- Born: December 31, 1973 (age 52) Kushiro City, Hokkaidō, Japan
- Height: 6 ft 3 in (191 cm)
- Weight: 192 lb (87 kg; 13 st 10 lb)
- Position: Defence
- Shot: Right
- Played for: Seibu Prince Rabbits Wheeling Thunderbirds
- National team: Japan
- NHL draft: 260th overall, 1992 Montreal Canadiens
- Playing career: 1993–2009

= Hiroyuki Miura (ice hockey) =

Japanese ice hockey player

Hiroyuki Miura (三浦 浩幸, Miura Hiroyuki) is a Japanese former professional ice hockey defenceman.

==Playing career==
In 1992, Miura became the first Japanese player ever drafted into the NHL when the Montreal Canadiens chose him in the 11th round (260th overall) of the 1992 NHL entry draft. (Technically, Miura was the second Japanese player "selected" by the league; the first was Taro Tsujimoto, a fictional player drafted as a joke by the Buffalo Sabres in 1974; Miura, however was the first actual player to be drafted). Miura never played in the NHL, and his North American professional ice hockey experience was limited to six games played with the Wheeling Thunderbirds of the East Coast Hockey League in 1993–94. It wasn't until 2006 that the NHL saw its first Japanese player to actually play a game, when Yutaka Fukufuji played for the Los Angeles Kings.
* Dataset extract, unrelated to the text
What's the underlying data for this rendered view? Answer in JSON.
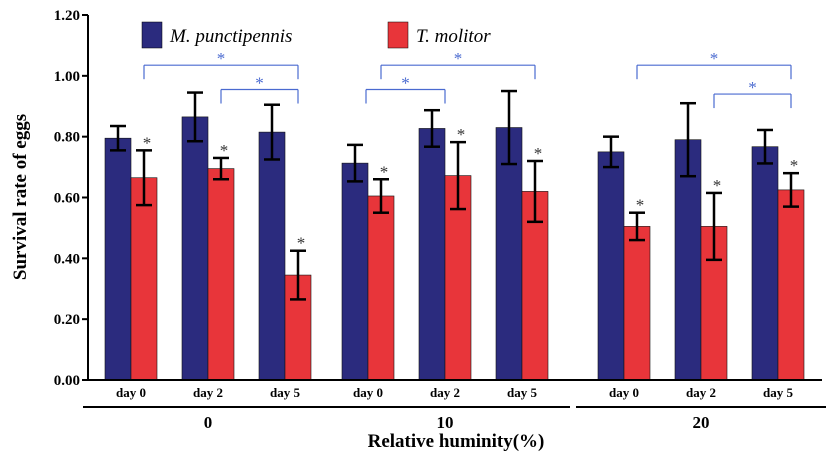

Miura represented Japan at the 1993 World Junior Ice Hockey Championships in Sweden and at several World Championships. He also was a member of the Japan men's national ice hockey team at the 1998 Winter Olympics held in Nagano, Japan. Miura is a seven-time Japan Ice Hockey League champion (1994–95, 1997–98, 1998–99, 2000–01, 2001–02, 2002–03, 2003–04), winning each championship as a member of the Kokudo Keikaku Ice Hockey Club. He is unrelated to Takayuki Miura who represented Japan at the 1998 Olympics.